One of the bright spots in a very sad story has to be about my best friend Allyson Brooks and her family.  I grew up in the house next door to her in Alder Springs. Alder Springs didn’t make it out of the fire this time.  She lost so much: her home, her parent’s home and her father’s architectural office.  Just a year before, her father, Bob Brooks, the locally-famous architect and internationally-renowned cyclist had passed away.  The memories of her dad were embedded in that Alder Springs property.  The thoughts of rebuilding in Alder Springs were hopelessly gone. Then one of the first houses her father designed that was built up here came on the market and they bought it.  I can’t explain how fortunate and grateful she and her family are to live in that house now and to have that memory of her dad.

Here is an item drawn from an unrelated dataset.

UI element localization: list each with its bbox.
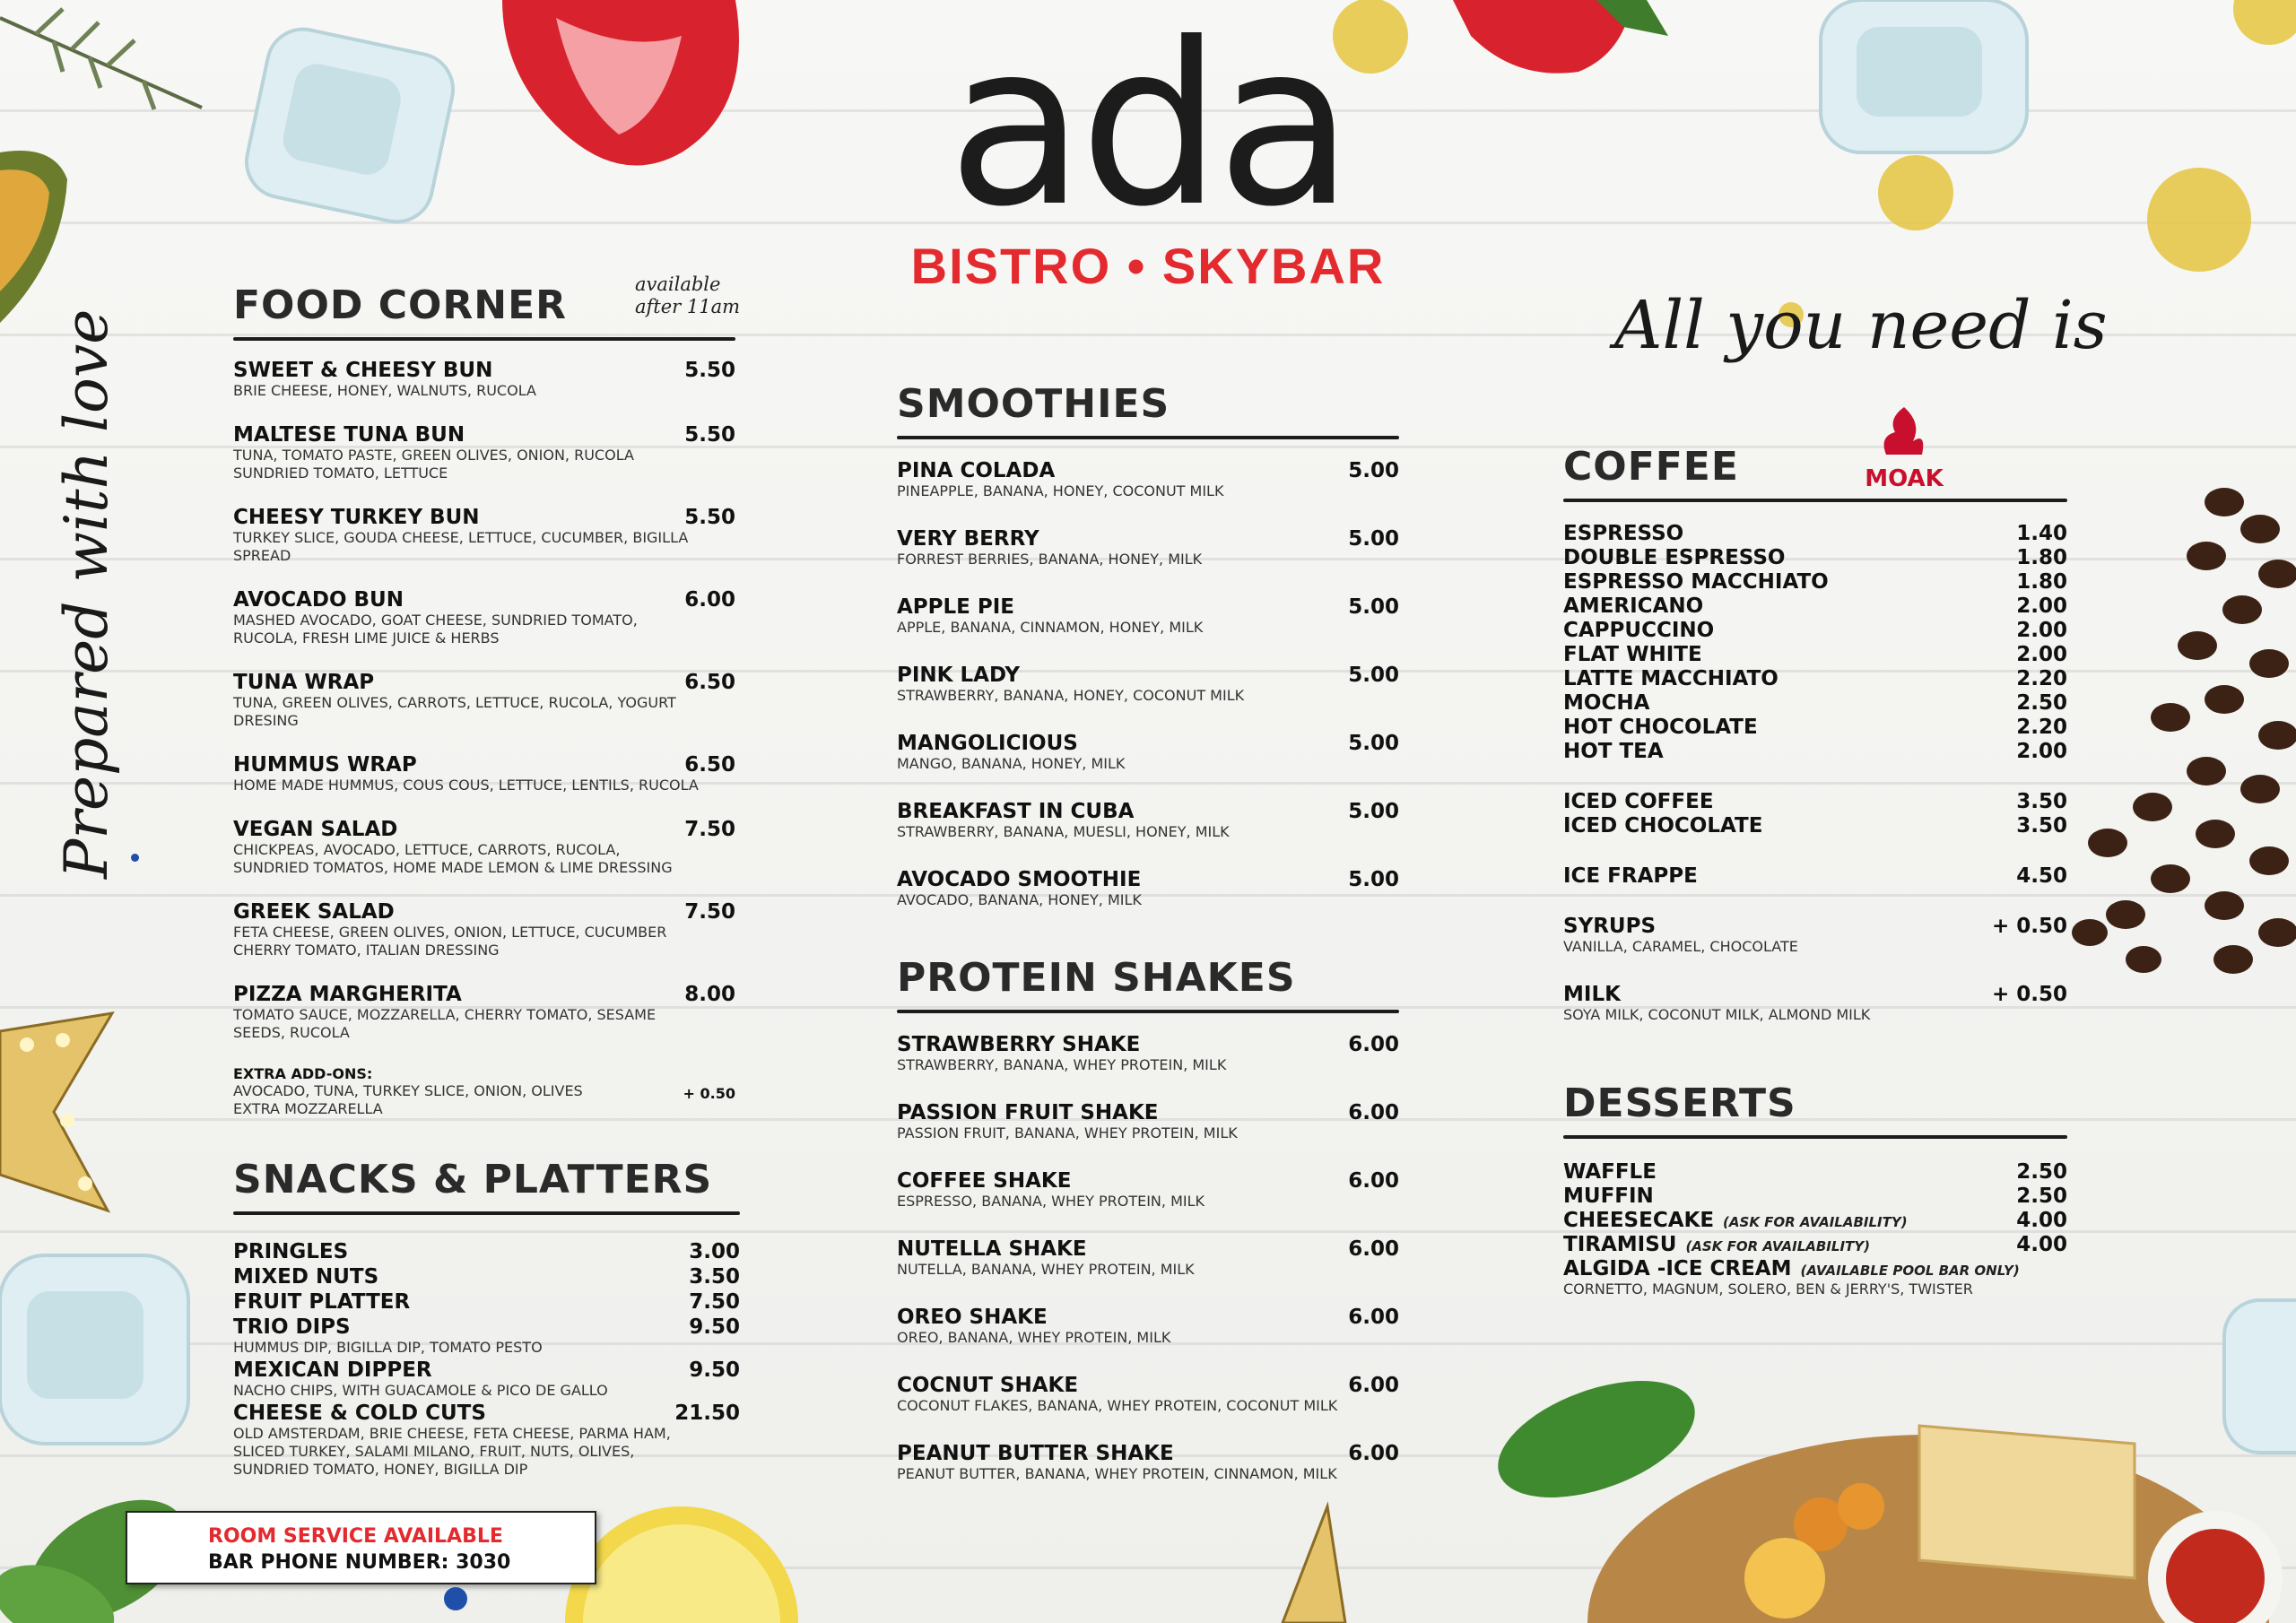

After the fire, I think that deciding whether or not to rebuild has been a tough choice for people.   The McDonald’s are making progress towards rebuilding Shaver Ranch.  Steve has helped a number of friends with installing power poles, digging foundations, and helping in the construction of homes for those who are rebuilding.  Some people are already celebrating moving into their newly built homes. Others here have chosen not to rebuild– I can understand those decisions too.

There is a difficult-to-describe emotion one feels, when there is no rationalizing why some homes burned and others didn’t.  I can’t give a precise account of the feeling I feel about why our house is here.  I’d gladly exchange my little house for someone else’s to have survived.  Someone called it “survivor’s remorse,”  I guess that comes kind of close.    

With the creation of the Central Sierra Resiliency Fund, another bright spot has been this agency that is associated with the Museum of the Sierra in Shaver.  The Fund was created by and is led today by an incredible group of people.  With their help, 46,000 trees have been replanted on the mountain so far. This storyteller’s effort to remember our experiences is underway.   I’m so proud of their work.

Because of the Creek Fire the forest is forever changed.  So are we all.